Değerli okurlar, sevgili dostlar,
Uygarlık tarihi, savaş, açlık, sürgün, vahşet gibi başat olayları içerir. Bunları ortalama 70 yıl yaşayan insanlık için unutmadan yaşamak mümkün değildir. Onun için anma törenleri, hatırlatma kutlamaları, hatta sanat eserleri, heykeller, resimler yapılır; romanlar, hikayeler yazılır, şiirler dökülür, ağıtlar yakılır ve unutmama çabaları gösterilir.
Avustralyalı, Yeni Zelandalı keyfinden her yıl Çanakkale’ye gelmez örneğin.

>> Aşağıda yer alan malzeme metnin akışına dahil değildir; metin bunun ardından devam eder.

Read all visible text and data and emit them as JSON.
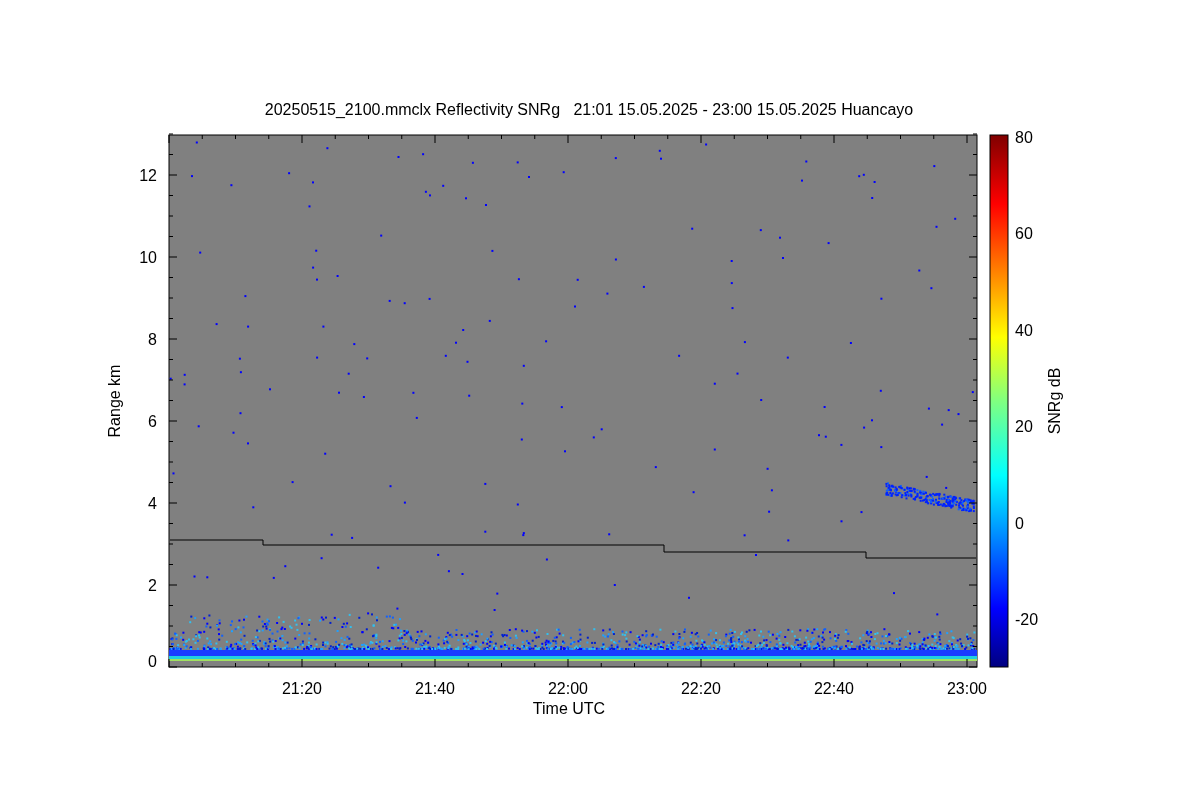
{
  "plot": {
    "title": "20250515_2100.mmclx Reflectivity SNRg   21:01 15.05.2025 - 23:00 15.05.2025 Huancayo",
    "xlabel": "Time UTC",
    "ylabel": "Range km",
    "xticks": [
      "21:20",
      "21:40",
      "22:00",
      "22:20",
      "22:40",
      "23:00"
    ],
    "yticks": [
      "12",
      "10",
      "8",
      "6",
      "4",
      "2",
      "0"
    ],
    "colorbar": {
      "label": "SNRg dB",
      "ticks": [
        "80",
        "60",
        "40",
        "20",
        "0",
        "-20"
      ]
    }
  }
}
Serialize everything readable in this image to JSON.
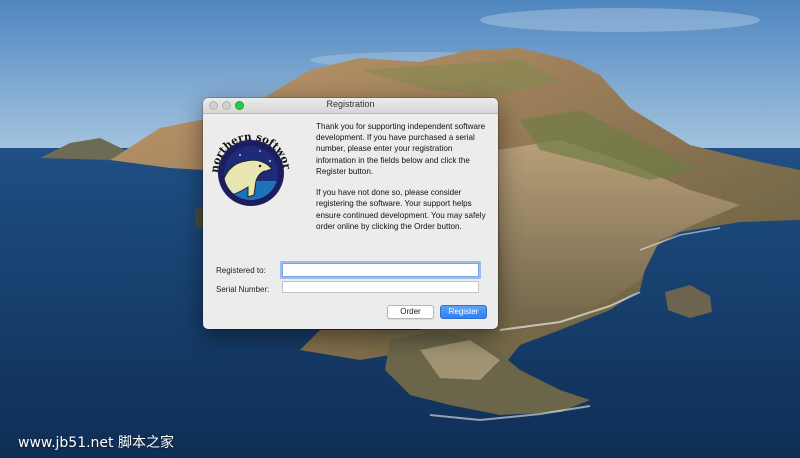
{
  "window": {
    "title": "Registration"
  },
  "logo": {
    "text": "northern softworks",
    "colors": {
      "ring": "#1c1c5e",
      "sky": "#1e2a7a",
      "water": "#1e73b8",
      "bear": "#e8e6b0"
    }
  },
  "info": {
    "paragraph1": "Thank you for supporting independent software development.  If you have purchased a serial number, please enter your registration information in the fields below and click the Register button.",
    "paragraph2": "If you have not done so, please consider registering the software.  Your support helps ensure continued development.  You may safely order online by clicking the Order button."
  },
  "form": {
    "registered_to_label": "Registered to:",
    "registered_to_value": "",
    "serial_number_label": "Serial Number:",
    "serial_number_value": ""
  },
  "buttons": {
    "order_label": "Order",
    "register_label": "Register"
  },
  "watermark": "www.jb51.net 脚本之家",
  "colors": {
    "accent": "#2f7ff0",
    "zoom_button": "#28c840",
    "window_bg": "#ececec"
  }
}
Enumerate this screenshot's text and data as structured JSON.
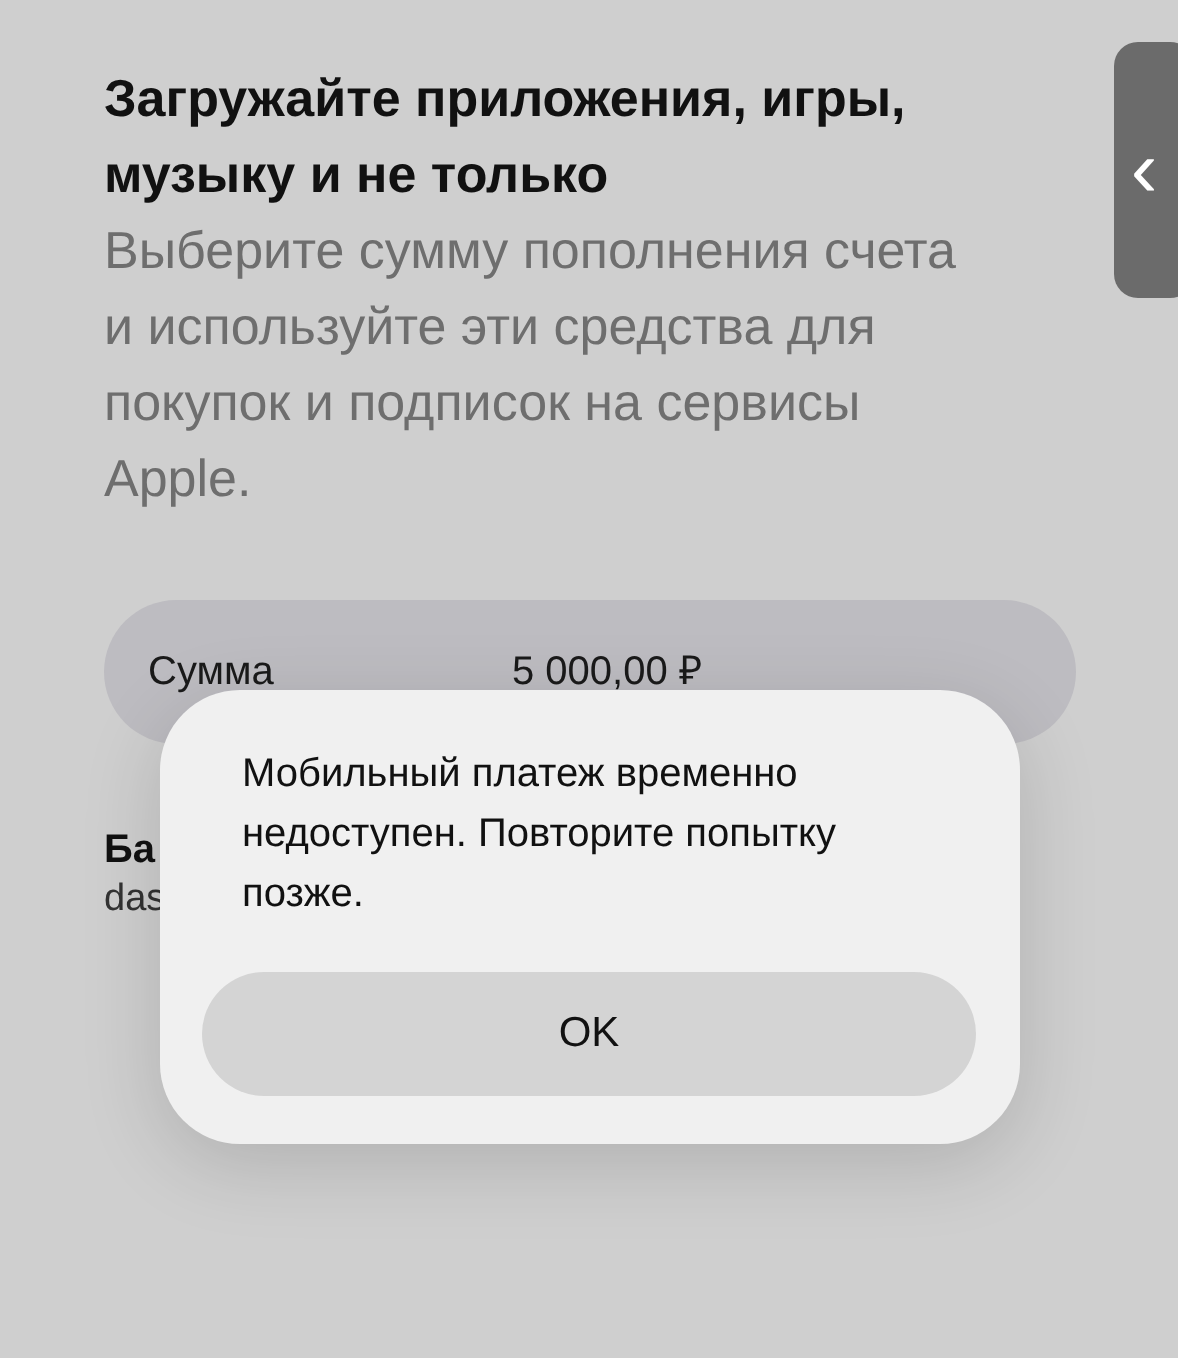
{
  "heading": "Загружайте приложения, игры, музыку и не только",
  "description": "Выберите сумму пополнения счета и используйте эти средства для покупок и подписок на сервисы Apple.",
  "amount_field": {
    "label": "Сумма",
    "value": "5 000,00 ₽"
  },
  "account": {
    "title": "Ба",
    "subtitle": "das"
  },
  "side_tab": {
    "glyph": "‹"
  },
  "alert": {
    "message": "Мобильный платеж временно недоступен. Повторите попытку позже.",
    "buttons": [
      "OK"
    ]
  }
}
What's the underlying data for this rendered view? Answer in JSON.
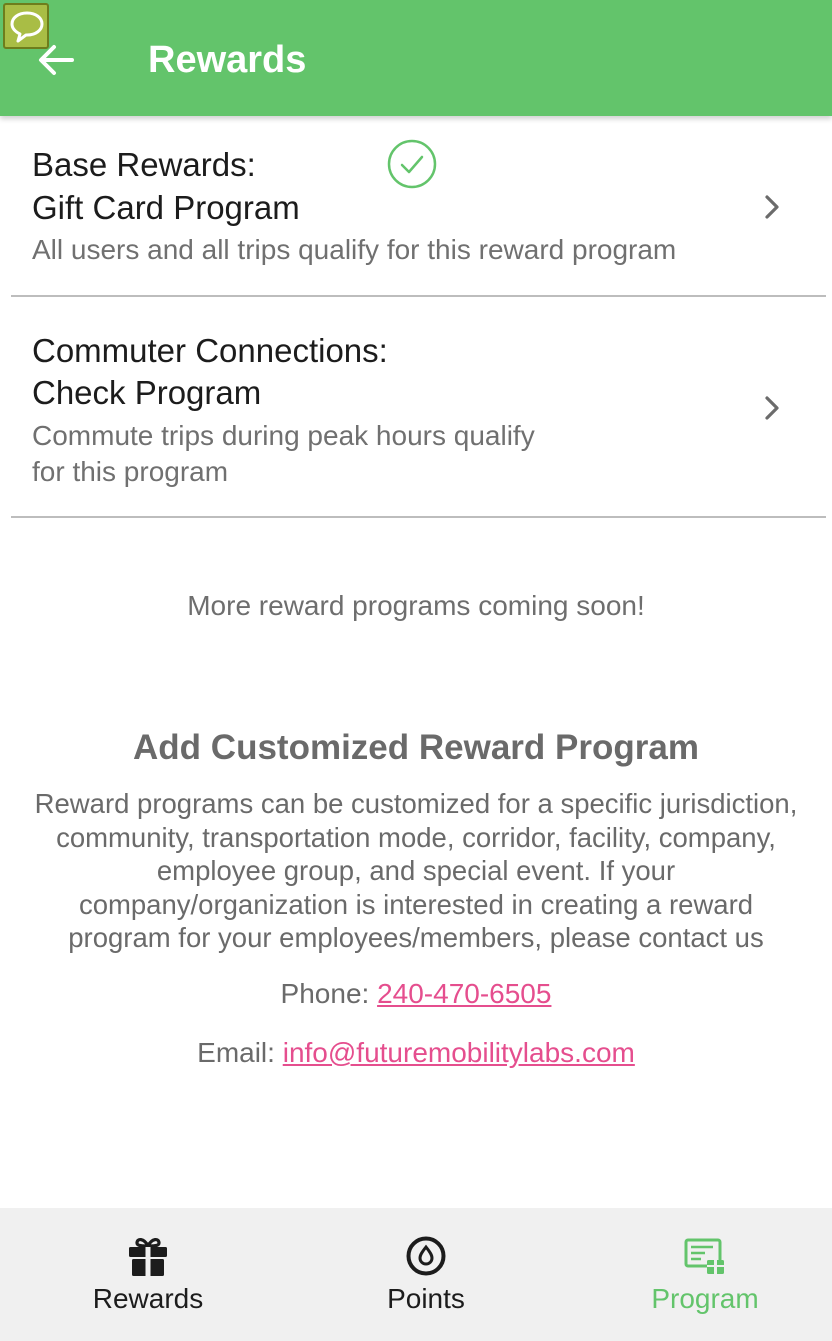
{
  "app_bar": {
    "title": "Rewards",
    "back_icon": "arrow-left-icon",
    "chat_icon": "chat-bubble-icon",
    "color": "#63c46b"
  },
  "programs": [
    {
      "title_line1": "Base Rewards:",
      "title_line2": "Gift Card Program",
      "description_line1": "All users and all trips qualify for this reward program",
      "description_line2": "",
      "enrolled": true,
      "status_icon": "check-circle-icon"
    },
    {
      "title_line1": "Commuter Connections:",
      "title_line2": "Check Program",
      "description_line1": "Commute trips during peak hours qualify",
      "description_line2": "for this program",
      "enrolled": false
    }
  ],
  "coming_soon": "More reward programs coming soon!",
  "custom_program": {
    "title": "Add Customized Reward Program",
    "description": "Reward programs can be customized for a specific jurisdiction, community, transportation mode, corridor, facility, company, employee group, and special event. If your company/organization is interested in creating a reward program for your employees/members, please contact us",
    "phone_label": "Phone: ",
    "phone": "240-470-6505",
    "email_label": "Email: ",
    "email": "info@futuremobilitylabs.com",
    "link_color": "#e54e8e"
  },
  "bottom_nav": {
    "items": [
      {
        "label": "Rewards",
        "icon": "gift-icon",
        "active": false
      },
      {
        "label": "Points",
        "icon": "points-coin-icon",
        "active": false
      },
      {
        "label": "Program",
        "icon": "program-card-icon",
        "active": true
      }
    ],
    "active_color": "#63c46b"
  }
}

Sevgili dostlar, 1022 yıl önce İngiliz kralı Ethelred, 5 yıldan beri ülkesini talan eden Vikingler, yani Danimarkalılar yüzünden, kendi ülkesinde yaşayan Vikingler’in tamamını öldürdü. Daha eskilerde ise, İskender, askerleriyle evlenmek istemeyen her Persli kadına vahşet uyguladı. Şaaptı.
Uygarlık adını verdiğimiz bu süreç aslında zulüm, kan, vahşet doludur.
Vahşet sadece kılıç, kalkan, tüfek, bomba ile yapılmaz. Selçuk’ta olduğu gibi toplumsal umursamazlık, bencillik, ihmal ile de yapılır. Eğer yetkili devlet, umursamazlık ve ebeveynlerinin yaşam tarzlarına düşmanlık felsefesi ile yaklaşmasalardı, 348. maddeyi uygulayıp o dünya güzeli bebekleri koruma altına alsalardı, şimdi o bebekler yaşıyor olurdu.
Belki de birinden biri, bilinmez ki, ülkenin insan gibi insan bir başkanı olurdu.
Değerli okurlar, savunma bakanı, içinde yaşadığımız savaşı göremeden 3. Cihan Savaşı tehlikesinden bahsediyor. Sorsanız, Selçuk’ta ölen bebeklere ‘yaşam savaşının masum şehitleri’ demiştir, vesselam.